JurnalPatroliNews | Jakarta – Panglima TNI Jenderal TNI Agus Subiyanto secara resmi melantik 734 Perwira Prajurit Karier (Pa PK) TNI Tahun Anggaran 2026 dalam upacara militer yang digelar di Lapangan Prima, Mabes TNI Cilangkap, Jakarta Timur, Senin (27/7/2026).
Pelantikan tersebut menjadi bagian dari upaya regenerasi sumber daya manusia TNI untuk menghadapi tantangan pertahanan yang semakin kompleks.
Sebanyak 734 perwira yang dilantik terdiri atas 438 perwira Matra Darat, 203 perwira Matra Laut, dan 93 perwira Matra Udara. Mereka merupakan lulusan pendidikan pertama Perwira Prajurit Karier yang dipersiapkan untuk memperkuat kemampuan organisasi TNI di berbagai matra.
Dalam kesempatan itu, Panglima TNI juga menyerahkan penghargaan kepada siswa terbaik pria dan wanita dari masing-masing matra sebagai bentuk apresiasi atas prestasi akademik, kepemimpinan, dan dedikasi selama mengikuti pendidikan.
Peraih penghargaan tersebut adalah Letda Inf Agus M.D. Simamora, S.E. dan Letda Caj (K) Dita Listya Etania, S.I.Kom., M.I.Kom. dari Matra Darat; Letda Laut (KH) Daffa Reyhan Gymnastiar, S.IIP. dan Lettu Laut (K/W) drg. Kunthi Tri Haryanti dari Matra Laut; serta Letda Sus Muhamad Bachrul Ferlyanto, S.Geo. dan Letda Kes (W) Ns. Vera Septiana Fardani, S.Tr.Kep. dari Matra Udara.
Dalam amanatnya, Jenderal Agus Subiyanto mengucapkan selamat kepada seluruh perwira remaja yang telah berhasil menyelesaikan pendidikan. Ia menegaskan bahwa dinamika lingkungan strategis dan perkembangan teknologi pertahanan menuntut setiap perwira memiliki kemampuan adaptasi yang tinggi.
“Tantangan tugas TNI yang semakin kompleks saat ini menuntut setiap perwira memiliki wawasan strategis yang mampu beradaptasi dengan perkembangan teknologi.
Untuk itu terus tingkatkan profesionalisme dan kualitas kepemimpinan, kuasai teknologi, serta pegang terus Sapta Marga, Sumpah Prajurit, dan Delapan Wajib TNI dalam setiap pengabdian,” tegas Panglima TNI.

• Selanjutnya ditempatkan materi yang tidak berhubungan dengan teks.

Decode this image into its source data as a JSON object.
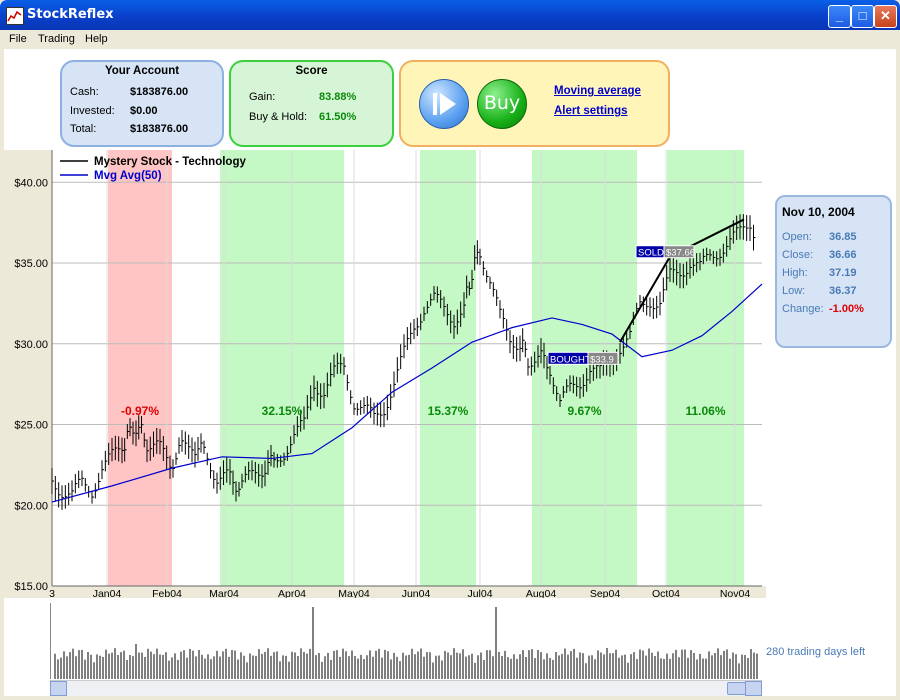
{
  "app": {
    "title": "StockReflex",
    "minimize": "_",
    "maximize": "□",
    "close": "✕"
  },
  "menu": [
    "File",
    "Trading",
    "Help"
  ],
  "account": {
    "title": "Your Account",
    "rows": [
      {
        "label": "Cash:",
        "value": "$183876.00"
      },
      {
        "label": "Invested:",
        "value": "$0.00"
      },
      {
        "label": "Total:",
        "value": "$183876.00"
      }
    ]
  },
  "score": {
    "title": "Score",
    "rows": [
      {
        "label": "Gain:",
        "value": "83.88%"
      },
      {
        "label": "Buy & Hold:",
        "value": "61.50%"
      }
    ]
  },
  "controls": {
    "buy_label": "Buy",
    "link1": "Moving average",
    "link2": "Alert settings"
  },
  "info": {
    "date": "Nov 10, 2004",
    "rows": [
      {
        "label": "Open:",
        "value": "36.85"
      },
      {
        "label": "Close:",
        "value": "36.66"
      },
      {
        "label": "High:",
        "value": "37.19"
      },
      {
        "label": "Low:",
        "value": "36.37"
      },
      {
        "label": "Change:",
        "value": "-1.00%"
      }
    ],
    "change_color": "#e00000"
  },
  "status": {
    "days_left": "280 trading days left"
  },
  "chart_data": {
    "type": "line",
    "legend": [
      {
        "name": "Mystery Stock - Technology",
        "color": "#000000"
      },
      {
        "name": "Mvg Avg(50)",
        "color": "#0000cc"
      }
    ],
    "legend_position": "top-left",
    "ylim": [
      15,
      42
    ],
    "yticks": [
      "$15.00",
      "$20.00",
      "$25.00",
      "$30.00",
      "$35.00",
      "$40.00"
    ],
    "ytick_values": [
      15,
      20,
      25,
      30,
      35,
      40
    ],
    "grid": true,
    "xticks": [
      "3",
      "Jan04",
      "Feb04",
      "Mar04",
      "Apr04",
      "May04",
      "Jun04",
      "Jul04",
      "Aug04",
      "Sep04",
      "Oct04",
      "Nov04"
    ],
    "price": [
      [
        0,
        21.5
      ],
      [
        10,
        21.0
      ],
      [
        20,
        20.6
      ],
      [
        30,
        21.3
      ],
      [
        40,
        21.0
      ],
      [
        50,
        22.3
      ],
      [
        60,
        22.9
      ],
      [
        70,
        23.6
      ],
      [
        78,
        24.5
      ],
      [
        84,
        25.0
      ],
      [
        95,
        23.9
      ],
      [
        108,
        23.4
      ],
      [
        118,
        22.6
      ],
      [
        130,
        23.5
      ],
      [
        140,
        23.8
      ],
      [
        152,
        23.2
      ],
      [
        165,
        21.8
      ],
      [
        178,
        21.6
      ],
      [
        190,
        21.2
      ],
      [
        200,
        21.8
      ],
      [
        210,
        22.3
      ],
      [
        222,
        22.6
      ],
      [
        232,
        23.4
      ],
      [
        242,
        24.3
      ],
      [
        252,
        24.9
      ],
      [
        262,
        27.6
      ],
      [
        272,
        27.1
      ],
      [
        282,
        28.1
      ],
      [
        292,
        28.6
      ],
      [
        302,
        26.5
      ],
      [
        312,
        25.9
      ],
      [
        322,
        25.3
      ],
      [
        332,
        26.1
      ],
      [
        342,
        27.6
      ],
      [
        352,
        29.3
      ],
      [
        362,
        31.1
      ],
      [
        372,
        32.3
      ],
      [
        382,
        32.7
      ],
      [
        392,
        32.1
      ],
      [
        402,
        31.6
      ],
      [
        412,
        32.3
      ],
      [
        420,
        34.4
      ],
      [
        428,
        35.9
      ],
      [
        438,
        33.8
      ],
      [
        448,
        31.6
      ],
      [
        458,
        30.4
      ],
      [
        468,
        30.1
      ],
      [
        476,
        29.1
      ],
      [
        486,
        29.2
      ],
      [
        498,
        28.6
      ],
      [
        508,
        26.3
      ],
      [
        518,
        27.1
      ],
      [
        528,
        27.7
      ],
      [
        538,
        28.5
      ],
      [
        548,
        28.1
      ],
      [
        558,
        28.8
      ],
      [
        568,
        29.9
      ],
      [
        578,
        30.4
      ],
      [
        588,
        32.3
      ],
      [
        598,
        32.8
      ],
      [
        608,
        32.5
      ],
      [
        618,
        34.1
      ],
      [
        628,
        34.5
      ],
      [
        638,
        35.1
      ],
      [
        648,
        34.6
      ],
      [
        658,
        35.4
      ],
      [
        668,
        35.9
      ],
      [
        678,
        36.3
      ],
      [
        688,
        36.8
      ],
      [
        698,
        37.6
      ],
      [
        705,
        36.6
      ]
    ],
    "mvg_avg": [
      [
        0,
        20.2
      ],
      [
        60,
        21.2
      ],
      [
        120,
        22.3
      ],
      [
        170,
        23.0
      ],
      [
        220,
        22.9
      ],
      [
        260,
        23.2
      ],
      [
        300,
        24.8
      ],
      [
        340,
        27.0
      ],
      [
        380,
        28.5
      ],
      [
        420,
        30.1
      ],
      [
        460,
        31.0
      ],
      [
        500,
        31.6
      ],
      [
        530,
        31.2
      ],
      [
        560,
        30.6
      ],
      [
        590,
        29.2
      ],
      [
        620,
        29.6
      ],
      [
        650,
        30.5
      ],
      [
        680,
        32.0
      ],
      [
        710,
        33.7
      ]
    ],
    "periods": [
      {
        "label": "-0.97%",
        "result": "loss",
        "color": "#ffc4c4",
        "x0": 56,
        "x1": 120
      },
      {
        "label": "32.15%",
        "result": "gain",
        "color": "#c4f8c4",
        "x0": 168,
        "x1": 292
      },
      {
        "label": "15.37%",
        "result": "gain",
        "color": "#c4f8c4",
        "x0": 368,
        "x1": 424
      },
      {
        "label": "9.67%",
        "result": "gain",
        "color": "#c4f8c4",
        "x0": 480,
        "x1": 585
      },
      {
        "label": "11.06%",
        "result": "gain",
        "color": "#c4f8c4",
        "x0": 615,
        "x1": 692
      }
    ],
    "markers": [
      {
        "label": "BOUGHT",
        "price": "$33.9",
        "value": 29.1
      },
      {
        "label": "SOLD",
        "price": "$37.66",
        "value": 35.7
      }
    ],
    "trade_line": [
      [
        568,
        30.1
      ],
      [
        618,
        35.4
      ],
      [
        692,
        37.7
      ]
    ]
  }
}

Menurutnya, kemampuan menguasai teknologi harus diimbangi dengan integritas moral dan komitmen terhadap nilai-nilai dasar keprajuritan sebagai fondasi dalam menjalankan tugas pertahanan negara.

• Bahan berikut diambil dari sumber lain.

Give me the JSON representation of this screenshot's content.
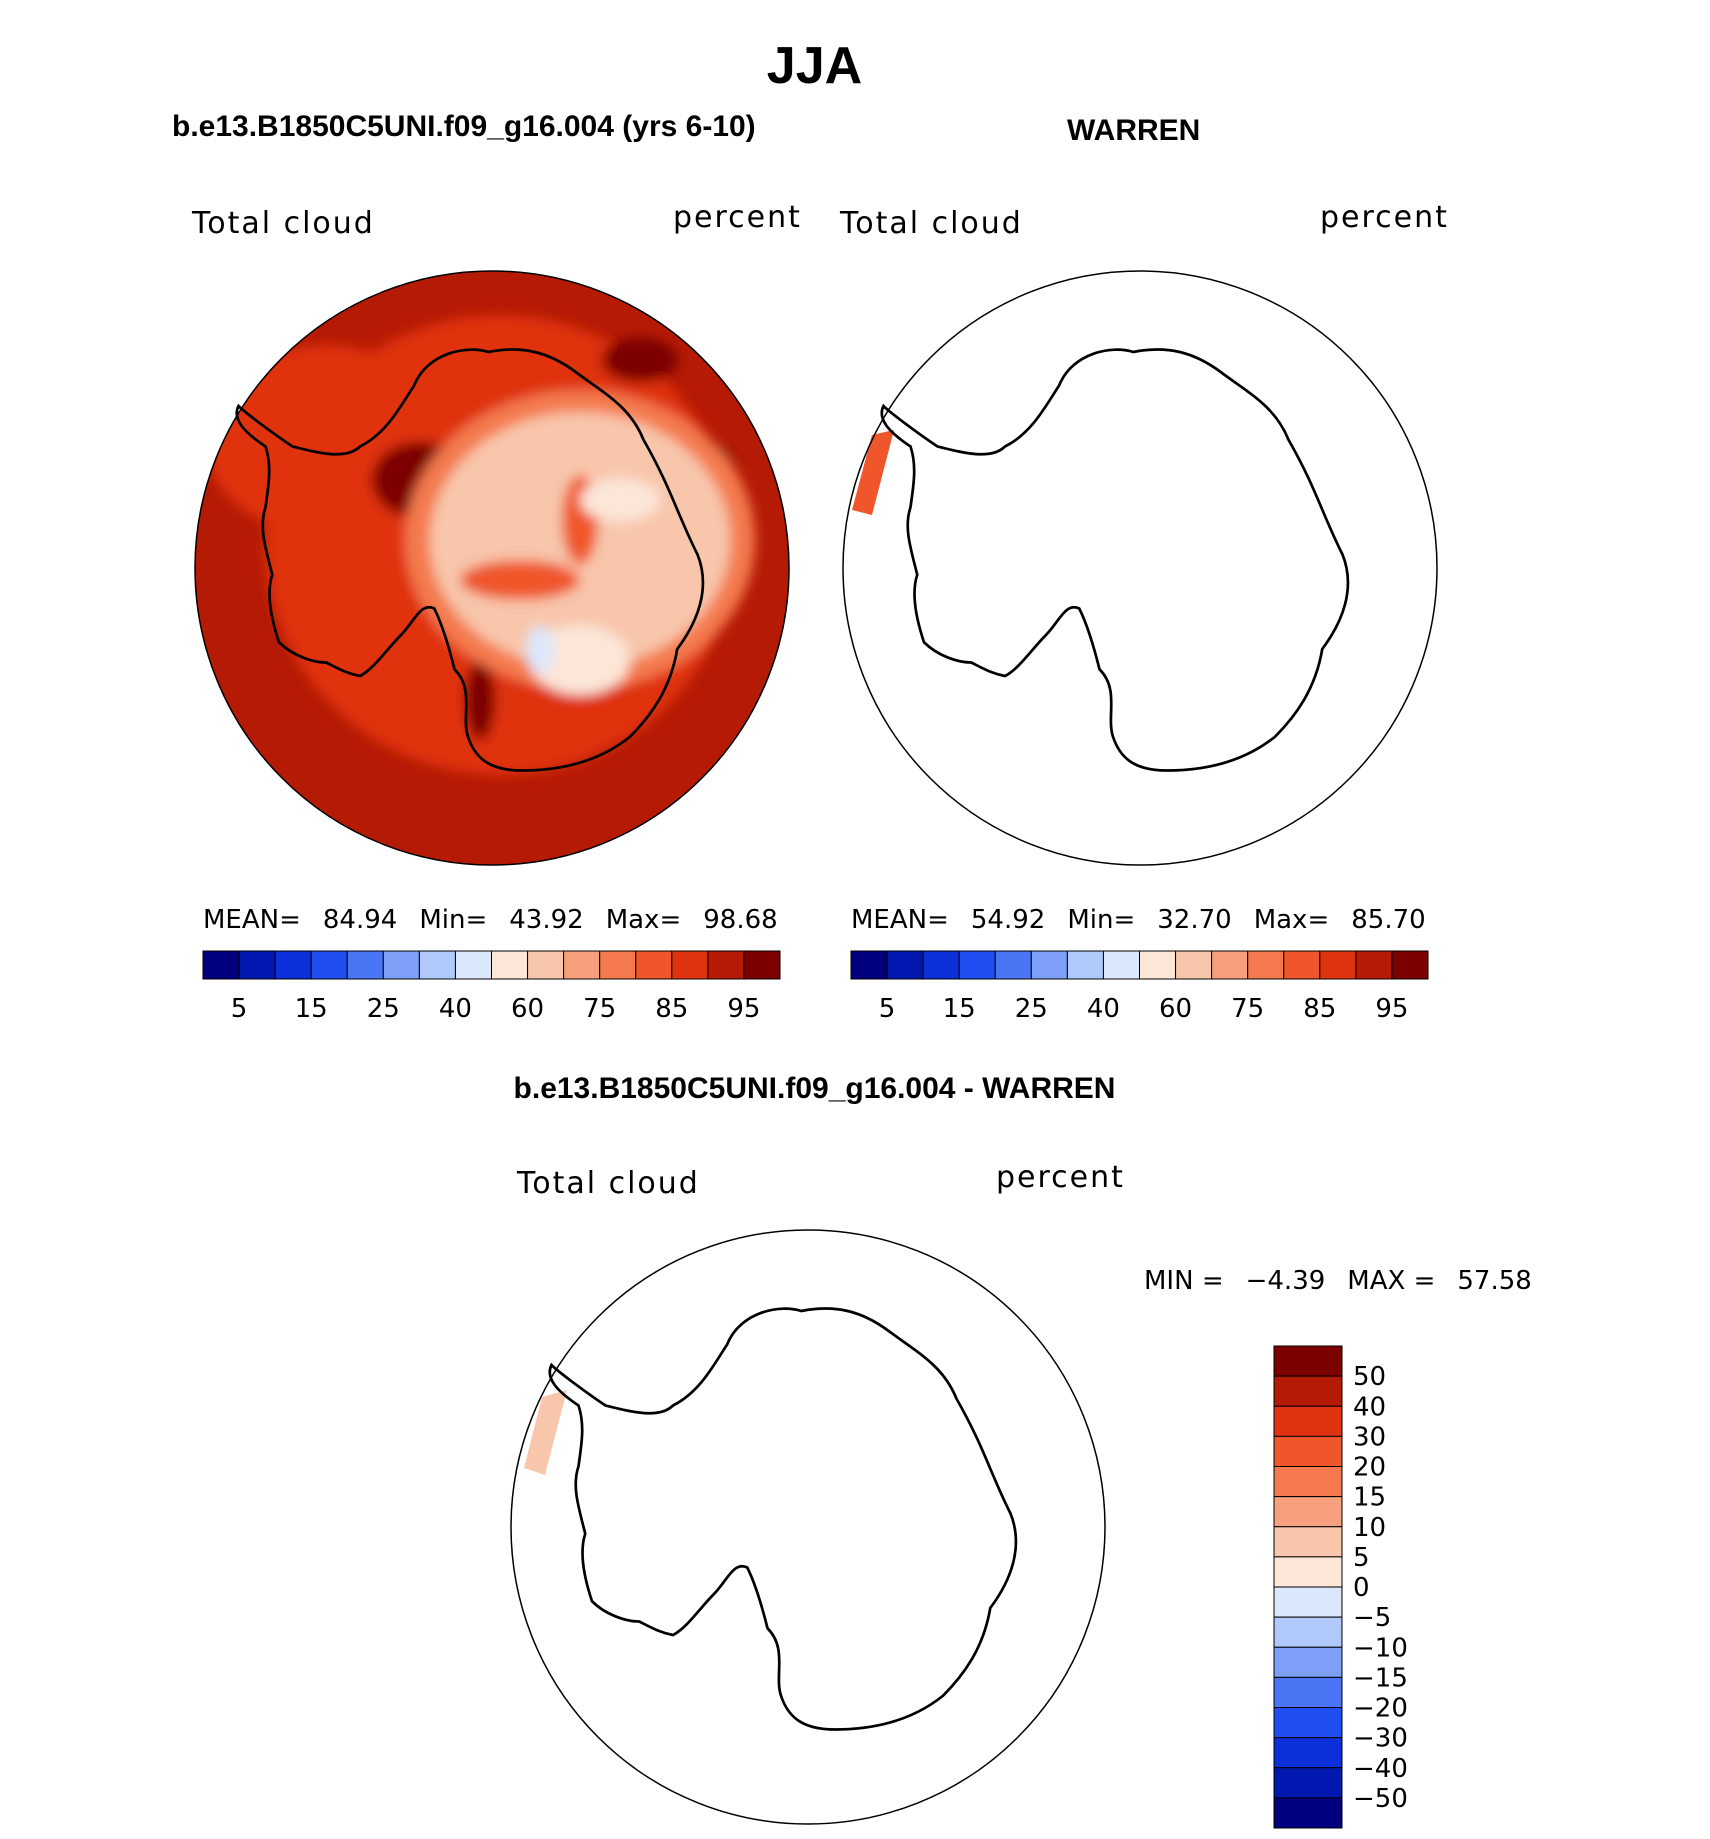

Selain profesionalisme, Panglima TNI juga mengingatkan seluruh perwira muda agar senantiasa menjaga integritas, loyalitas, dan netralitas institusi dalam setiap pelaksanaan tugas.
Ia meminta para perwira tetap waspada terhadap berbagai ancaman yang berpotensi mengganggu persatuan bangsa serta menjalankan tugas secara bertanggung jawab sesuai amanat konstitusi.
“Saya memerintahkan seluruh perwira muda untuk senantiasa waspada terhadap setiap ancaman yang dapat melemahkan persatuan bangsa, konsisten menjaga netralitas TNI, serta melaksanakan tugas dengan penuh integritas dan tanggung jawab,” ujarnya.
Pelantikan Perwira Prajurit Karier TNI merupakan bagian dari strategi pembangunan sumber daya manusia pertahanan yang profesional, modern, dan adaptif.
Kehadiran para perwira baru diharapkan mampu memperkuat kesiapan operasional TNI dalam menghadapi tantangan pertahanan nasional maupun dinamika keamanan global yang terus berkembang.
Melalui peningkatan kualitas kepemimpinan, penguasaan teknologi, dan penguatan nilai-nilai keprajuritan, TNI menargetkan terciptanya perwira-perwira yang mampu menjalankan tugas secara profesional sekaligus menjadi teladan dalam menjaga kedaulatan dan keutuhan Negara Kesatuan Republik Indonesia (NKRI).